Now, they could easily have added on at least £50 to the price without any difficulty; probably more.  But Boodles didn't.  And they were treated like royalty, including a free glass of champagne; treated, in fact, in exactly the same delightful manner as the young middle-eastern lady who was buying a £250,000 necklace at the same time!  Boodles even cleaned my wife's wedding ring (free of charge) while they were looking at bracelets.  All of this for a purchase that was always going to be very firmly in the not very high 3 figures territory...

Their whole approach was so NOT 'short term profit maximisation' as to be almost unbelievable.  But.. they are a private, 200 year old, British, family owned firm.  Founded in Liverpool in 1798, since you ask.   I strongly suspect their whole approach is based on a very long term strategy: capture your customer for life with incredible customer service .  That assistant was clearly not motivated by a short-term revenue target or bonus. (We've had a hand-written card from her since as well...)

And it works.   What will be daughter's first thought if and when she needs her engagement / wedding ring?  If one day she has £25K  - or £250K (unlikely as she has no plans to become a banker) - to spend on something very special?  Where will she go?

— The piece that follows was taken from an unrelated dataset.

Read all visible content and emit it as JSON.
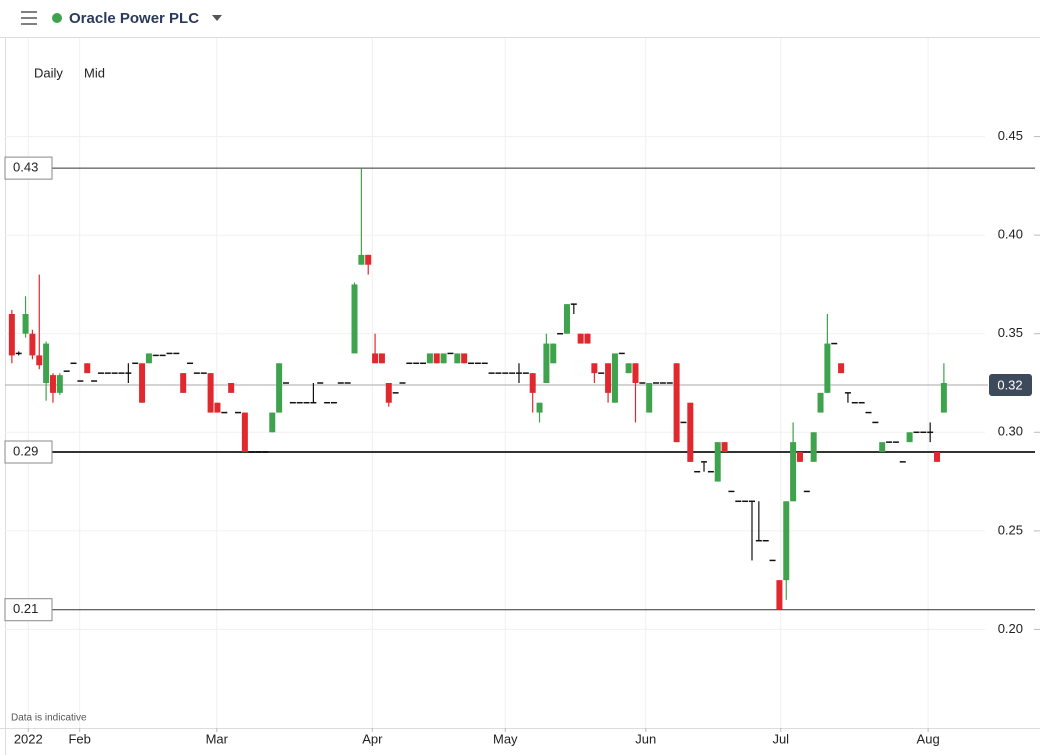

But private firms can afford to do this, and it does give them a potential competitive advantage over public corporations.  No quarterly profit figures to announce, no sacking the CEO if the revenues dip by 3%.  They can take a long term view, over years, decades or even lifetimes.   I suspect Boodles genuinely think in these sort of timescales; why wouldn't you, when it is the fifth or sixth generation of a family running a business?  (Mars had - probably still has - the same attitude when I worked there).

Unfortunately, in my experience, we don't come across many suppliers with this approach in the commercial world. That's a big shame.  Could we persuade Boodles to diversify?  In which spend category could we most benefit from a firm with this sort of customer approach?

And if you've got a big event coming up - try Boodles!